Mathew Tully, chief of the Schenectady County Society for the Prevention of Cruelty to Animals, said SPCA peace officers will be able to write dog license tickets under state Agriculture and Market Law under the agreement.
Tickets will be issued under the criminal provisions of the law, rather than the civil provisions, meaning they will be treated as misdemeanors and not violations, he said. The Schenectady County District Attorney’s Office will be responsible for prosecution.
“We wanted someone to write the tickets everywhere in the county, and the county will codify this into the law,” Tully said.
The county Legislature is expected to introduce a local law enacting the agreement at its November meeting.
Fines collected through the tickets, totaling about $25, will be split equally between the SPCA and the county. Each would use the money for animal enforcement purposes, such as paying to house and care animals seized by SPCA officers, Tully said.
Under the contract, which is expected to take effect Nov. 15 and last a year, the county would help maintain the SPCA’s sole vehicle, which it uses to investigate animal cruelty allegations and to transport seized animals to shelters.
Tully said the SPCA will focus primarily on investigations of animal cruelty and will occasionally run zero-tolerance events on dog licensing, similar to the DWI sweeps law enforcements runs.
“By us going out there and cracking down on dog licensing, more people are likely to comply with the law,” Tully said.
He said all log licensing fees go directly to the municipality where the dog resides.
The agreement ends litigation over control of animals the society seizes in investigations and raids.
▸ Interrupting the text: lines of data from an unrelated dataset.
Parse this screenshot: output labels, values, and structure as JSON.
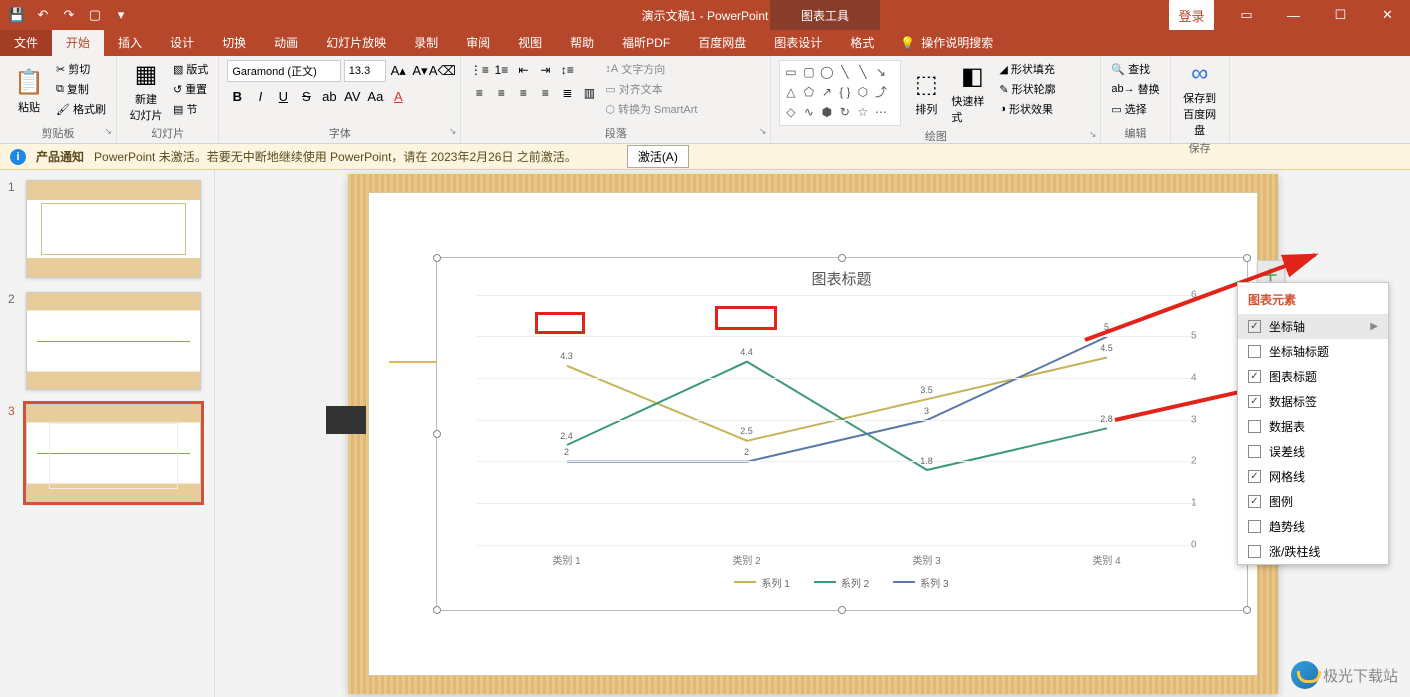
{
  "titlebar": {
    "title": "演示文稿1 - PowerPoint",
    "context_tab": "图表工具",
    "login": "登录"
  },
  "tabs": {
    "file": "文件",
    "home": "开始",
    "insert": "插入",
    "design": "设计",
    "transitions": "切换",
    "animations": "动画",
    "slideshow": "幻灯片放映",
    "record": "录制",
    "review": "审阅",
    "view": "视图",
    "help": "帮助",
    "foxit": "福昕PDF",
    "baidu": "百度网盘",
    "chart_design": "图表设计",
    "format": "格式",
    "tellme": "操作说明搜索"
  },
  "ribbon": {
    "clipboard": {
      "label": "剪贴板",
      "paste": "粘贴",
      "cut": "剪切",
      "copy": "复制",
      "format_painter": "格式刷"
    },
    "slides": {
      "label": "幻灯片",
      "new_slide": "新建\n幻灯片",
      "layout": "版式",
      "reset": "重置",
      "section": "节"
    },
    "font": {
      "label": "字体",
      "name": "Garamond (正文)",
      "size": "13.3"
    },
    "paragraph": {
      "label": "段落",
      "text_dir": "文字方向",
      "align_text": "对齐文本",
      "smartart": "转换为 SmartArt"
    },
    "drawing": {
      "label": "绘图",
      "arrange": "排列",
      "quick_styles": "快速样式",
      "fill": "形状填充",
      "outline": "形状轮廓",
      "effects": "形状效果"
    },
    "editing": {
      "label": "编辑",
      "find": "查找",
      "replace": "替换",
      "select": "选择"
    },
    "save": {
      "label": "保存",
      "save_to": "保存到\n百度网盘"
    }
  },
  "notice": {
    "title": "产品通知",
    "text": "PowerPoint 未激活。若要无中断地继续使用 PowerPoint，请在 2023年2月26日 之前激活。",
    "activate": "激活(A)"
  },
  "thumbnails": [
    {
      "n": "1"
    },
    {
      "n": "2"
    },
    {
      "n": "3"
    }
  ],
  "chart_elements": {
    "title": "图表元素",
    "items": [
      {
        "label": "坐标轴",
        "checked": true,
        "hov": true,
        "arrow": true
      },
      {
        "label": "坐标轴标题",
        "checked": false
      },
      {
        "label": "图表标题",
        "checked": true
      },
      {
        "label": "数据标签",
        "checked": true
      },
      {
        "label": "数据表",
        "checked": false
      },
      {
        "label": "误差线",
        "checked": false
      },
      {
        "label": "网格线",
        "checked": true
      },
      {
        "label": "图例",
        "checked": true
      },
      {
        "label": "趋势线",
        "checked": false
      },
      {
        "label": "涨/跌柱线",
        "checked": false
      }
    ]
  },
  "watermark": "极光下载站",
  "chart_data": {
    "type": "line",
    "title": "图表标题",
    "categories": [
      "类别 1",
      "类别 2",
      "类别 3",
      "类别 4"
    ],
    "series": [
      {
        "name": "系列 1",
        "color": "#c5b358",
        "values": [
          4.3,
          2.5,
          3.5,
          4.5
        ]
      },
      {
        "name": "系列 2",
        "color": "#3b9a74",
        "values": [
          2.4,
          4.4,
          1.8,
          2.8
        ]
      },
      {
        "name": "系列 3",
        "color": "#5b7aa8",
        "values": [
          2,
          2,
          3,
          5
        ]
      }
    ],
    "yticks": [
      0,
      1,
      2,
      3,
      4,
      5,
      6
    ],
    "ylim": [
      0,
      6
    ],
    "legend_position": "bottom",
    "data_labels": [
      {
        "s": 0,
        "i": 0,
        "v": "4.3"
      },
      {
        "s": 0,
        "i": 1,
        "v": "2.5"
      },
      {
        "s": 0,
        "i": 2,
        "v": "3.5"
      },
      {
        "s": 0,
        "i": 3,
        "v": "4.5"
      },
      {
        "s": 1,
        "i": 0,
        "v": "2.4"
      },
      {
        "s": 1,
        "i": 1,
        "v": "4.4"
      },
      {
        "s": 1,
        "i": 2,
        "v": "1.8"
      },
      {
        "s": 1,
        "i": 3,
        "v": "2.8"
      },
      {
        "s": 2,
        "i": 0,
        "v": "2"
      },
      {
        "s": 2,
        "i": 1,
        "v": "2"
      },
      {
        "s": 2,
        "i": 2,
        "v": "3"
      },
      {
        "s": 2,
        "i": 3,
        "v": "5"
      }
    ]
  }
}
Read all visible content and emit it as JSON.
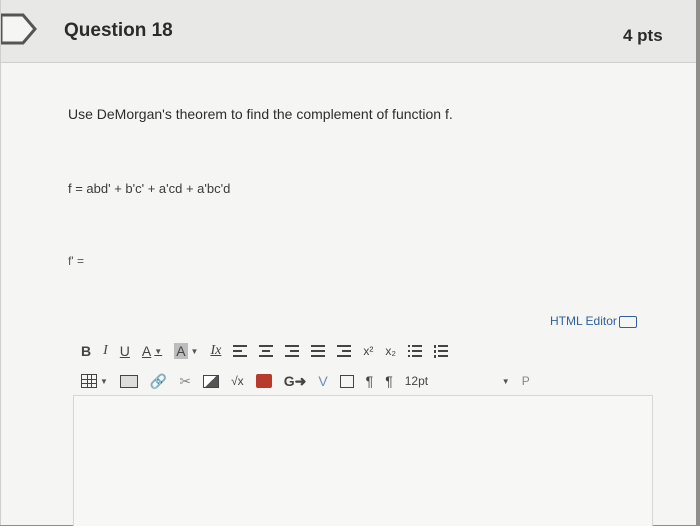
{
  "question": {
    "title": "Question 18",
    "points": "4 pts",
    "prompt": "Use DeMorgan's theorem to find the complement of function f.",
    "function": "f = abd' + b'c' + a'cd + a'bc'd",
    "answer_label": "f' ="
  },
  "editor": {
    "html_editor_label": "HTML Editor",
    "font_size": "12pt",
    "paragraph_placeholder": "P",
    "row1": [
      "B",
      "I",
      "U",
      "A",
      "A",
      "Ix",
      "x²",
      "x₂"
    ],
    "colors": {
      "link": "#2f5fa0",
      "text": "#2d2d2d"
    }
  }
}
The SPCA filed a lawsuit in state Supreme County two weeks ago after the Schenectady County Sheriff’s Office refused to accept a dog and 44 cats the society seized from the Suffolk Avenue home of Michelle Regel.
“This agreement resolves the issue with the sheriff, but we would use this law with any municipality with a police force,” Tully said.
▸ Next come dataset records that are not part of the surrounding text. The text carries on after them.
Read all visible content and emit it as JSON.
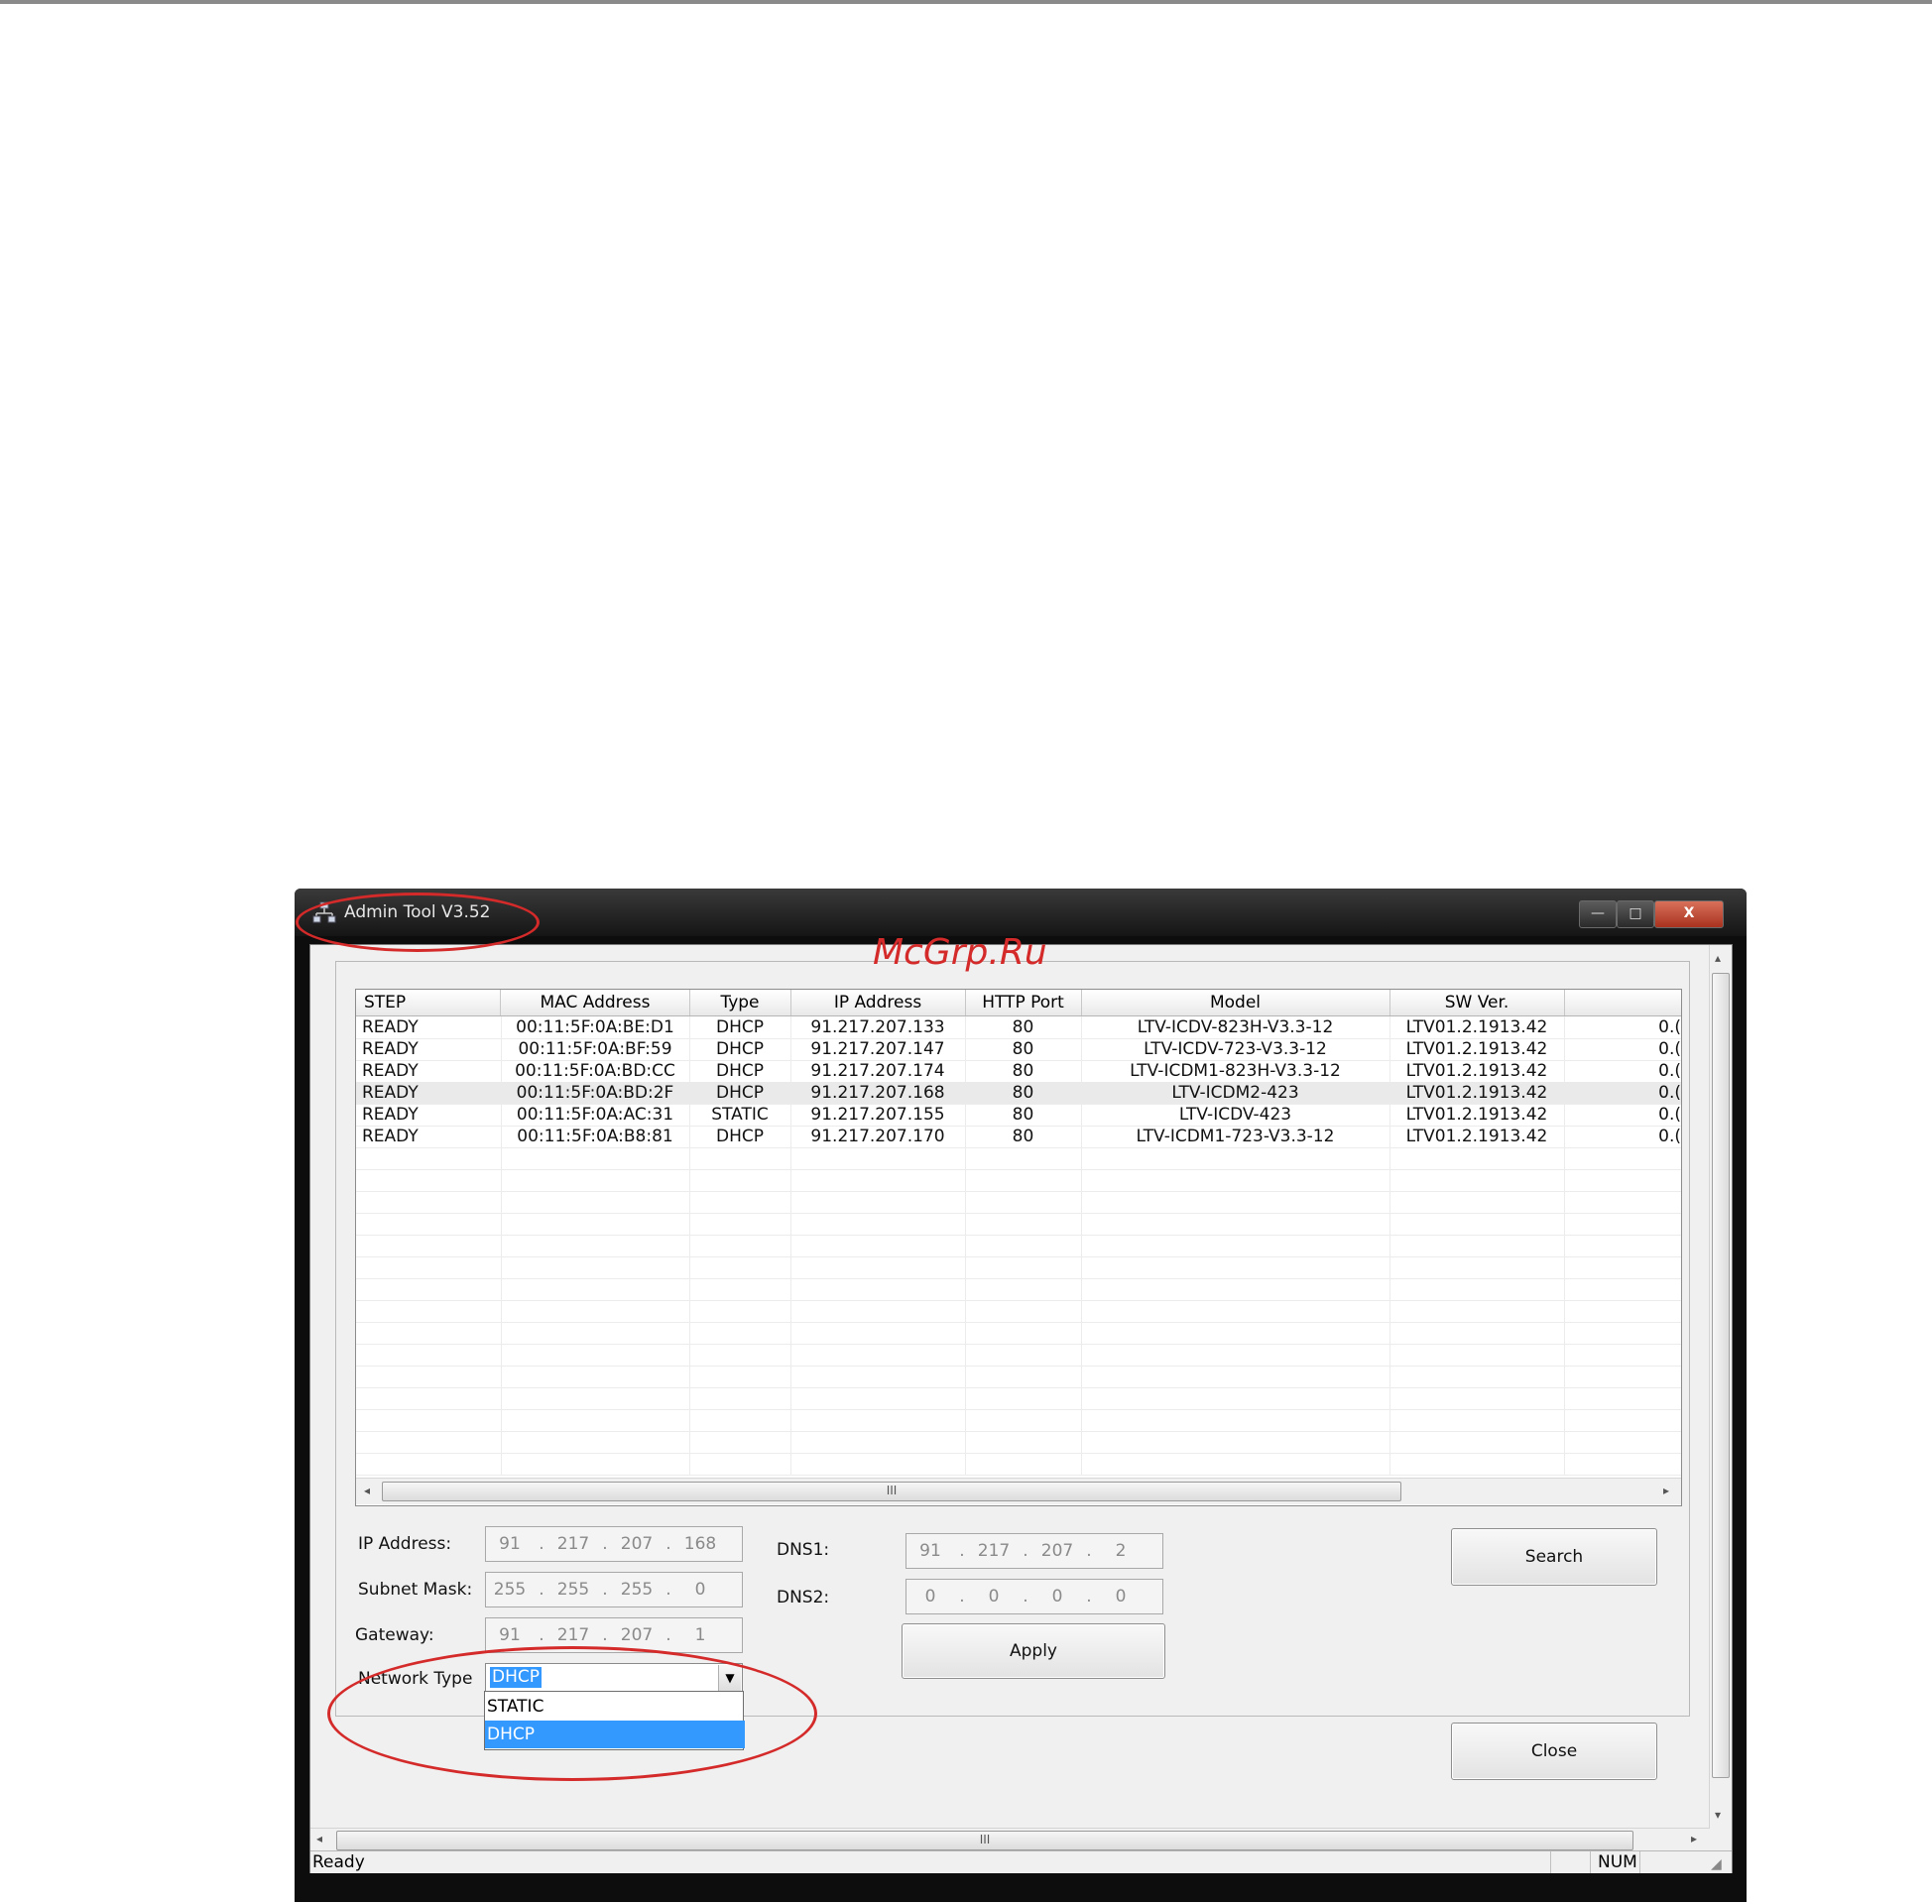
{
  "window": {
    "title": "Admin Tool V3.52",
    "controls": {
      "minimize": "—",
      "maximize": "□",
      "close": "X"
    }
  },
  "watermark": "McGrp.Ru",
  "table": {
    "columns": [
      "STEP",
      "MAC Address",
      "Type",
      "IP Address",
      "HTTP Port",
      "Model",
      "SW Ver.",
      ""
    ],
    "rows": [
      [
        "READY",
        "00:11:5F:0A:BE:D1",
        "DHCP",
        "91.217.207.133",
        "80",
        "LTV-ICDV-823H-V3.3-12",
        "LTV01.2.1913.42",
        "0.("
      ],
      [
        "READY",
        "00:11:5F:0A:BF:59",
        "DHCP",
        "91.217.207.147",
        "80",
        "LTV-ICDV-723-V3.3-12",
        "LTV01.2.1913.42",
        "0.("
      ],
      [
        "READY",
        "00:11:5F:0A:BD:CC",
        "DHCP",
        "91.217.207.174",
        "80",
        "LTV-ICDM1-823H-V3.3-12",
        "LTV01.2.1913.42",
        "0.("
      ],
      [
        "READY",
        "00:11:5F:0A:BD:2F",
        "DHCP",
        "91.217.207.168",
        "80",
        "LTV-ICDM2-423",
        "LTV01.2.1913.42",
        "0.("
      ],
      [
        "READY",
        "00:11:5F:0A:AC:31",
        "STATIC",
        "91.217.207.155",
        "80",
        "LTV-ICDV-423",
        "LTV01.2.1913.42",
        "0.("
      ],
      [
        "READY",
        "00:11:5F:0A:B8:81",
        "DHCP",
        "91.217.207.170",
        "80",
        "LTV-ICDM1-723-V3.3-12",
        "LTV01.2.1913.42",
        "0.("
      ]
    ],
    "selected_row": 3,
    "scroll_grip": "III"
  },
  "form": {
    "ip_label": "IP Address:",
    "ip": [
      "91",
      "217",
      "207",
      "168"
    ],
    "mask_label": "Subnet Mask:",
    "mask": [
      "255",
      "255",
      "255",
      "0"
    ],
    "gateway_label": "Gateway:",
    "gateway": [
      "91",
      "217",
      "207",
      "1"
    ],
    "dns1_label": "DNS1:",
    "dns1": [
      "91",
      "217",
      "207",
      "2"
    ],
    "dns2_label": "DNS2:",
    "dns2": [
      "0",
      "0",
      "0",
      "0"
    ],
    "network_type_label": "Network Type",
    "network_type_value": "DHCP",
    "network_type_options": [
      "STATIC",
      "DHCP"
    ]
  },
  "buttons": {
    "apply": "Apply",
    "search": "Search",
    "close": "Close"
  },
  "status": {
    "text": "Ready",
    "num": "NUM"
  },
  "colors": {
    "highlight": "#3399ff",
    "annotation": "#d42a2a"
  }
}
“Schenectady County is the first county to do this for us, but it is not the first county to do so. Suffolk and Nassau counties have similar agreements with their SPCAs,” Tully said.
In its lawsuit, the SPCA cited state Agriculture and Markets Law that designates the sheriff’s department as the agency charged with taking custody of and ensuring care for an animal belonging to someone arrested by an officer of the Society for Prevention of Cruelty to Animals.
Schenectady County Attorney Chris Gardner last week said the agreement will “usher in a new era of dog control and animal control in Schenectady County and will directly address the problem of vicious dogs in the city.”